A man who said he had previously known Tran said he would complain about dance teachers, who, he claimed, would say "evil things about him," CNN reported.
He was "hostile to a lot of people there," the man told the broadcaster.
Detectives who searched a mobile home where Tran had been living in Hemet, 140 kilometers east of Los Angeles, recovered a rifle, electronics and ammunition, Luna said.
Police in the city said earlier this month Tran had made "fraud, theft, and poisoning allegations involving his family in the Los Angeles area 10 to 20 years ago."
Saturday night's mass shooting was the worst in the United States since a teenage gunman in Uvalde, Texas killed 21 people at an elementary school last May.
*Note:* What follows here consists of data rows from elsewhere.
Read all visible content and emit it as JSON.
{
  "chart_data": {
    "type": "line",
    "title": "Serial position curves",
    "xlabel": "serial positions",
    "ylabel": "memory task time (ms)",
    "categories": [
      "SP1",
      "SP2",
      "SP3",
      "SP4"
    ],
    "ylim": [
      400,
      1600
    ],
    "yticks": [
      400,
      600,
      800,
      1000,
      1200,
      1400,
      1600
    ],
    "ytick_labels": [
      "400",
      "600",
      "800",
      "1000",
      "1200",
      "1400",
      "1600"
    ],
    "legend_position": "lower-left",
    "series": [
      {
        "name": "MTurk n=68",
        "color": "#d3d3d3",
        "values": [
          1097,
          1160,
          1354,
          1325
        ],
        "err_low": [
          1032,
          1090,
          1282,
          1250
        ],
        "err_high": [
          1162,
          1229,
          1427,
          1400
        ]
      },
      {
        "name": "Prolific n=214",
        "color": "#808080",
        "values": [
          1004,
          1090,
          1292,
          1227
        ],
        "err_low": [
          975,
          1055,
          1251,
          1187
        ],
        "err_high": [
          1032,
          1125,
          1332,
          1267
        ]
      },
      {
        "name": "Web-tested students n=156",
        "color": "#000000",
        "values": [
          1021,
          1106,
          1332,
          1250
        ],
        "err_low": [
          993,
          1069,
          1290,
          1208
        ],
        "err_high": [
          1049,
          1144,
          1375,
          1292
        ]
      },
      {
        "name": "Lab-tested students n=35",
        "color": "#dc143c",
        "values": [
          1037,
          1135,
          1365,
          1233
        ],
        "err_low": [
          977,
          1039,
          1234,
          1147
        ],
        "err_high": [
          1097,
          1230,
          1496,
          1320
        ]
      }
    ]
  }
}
All but two were children.
The toll from Monterey Park, one of California's largest Asian communities, rose to 11 on Monday when one of those injured in the attack died in the hospital.
The Los Angeles County and University of Southern California Medical Center said four victims had been treated at the hospital and one remained in a serious condition.
The coroner in Los Angeles said all of those who died were in their 50s, 60s or 70s, and named four of the dead as My Nhan, aged 65, Valentino Alvero, 68, Xiujuan Yu, 57, and 63-year-old Lilan Li.
Nhan's family said the tragedy was "still sinking in."
"She spent so many years going to the dance studio in Monterey Park on weekends," a statement said.
"It's what she loved to do. But unfairly, Saturday was her last dance.
"We are starting the Lunar New Year broken."
Amid so much heartbreak, stories of hope and heroism also emerged.
Security footage showed 26-year-old Brandon Tsay grappling with Tran in the lobby of the Lai Lai Ballroom & Studio in Alhambra as he tried to rip the MAC-10 9mm semiautomatic weapon from him.
"I lunged at him with both my hands, grabbed the weapon, and had a struggle," Tsay told ABC.
"He was hitting me across the face, bashing me in the back of my head, I was trying to use my elbows to get the gun away from him.
"Finally, at one point I was able to pull the gun away from him, shove him aside, create some distance, point the gun at him, intimidate him, shouting, 'Get the hell out here. I'll shoot. Get away. Go.'"
Luna praised Tsay, saying: "his heroic action ... saved countless lives."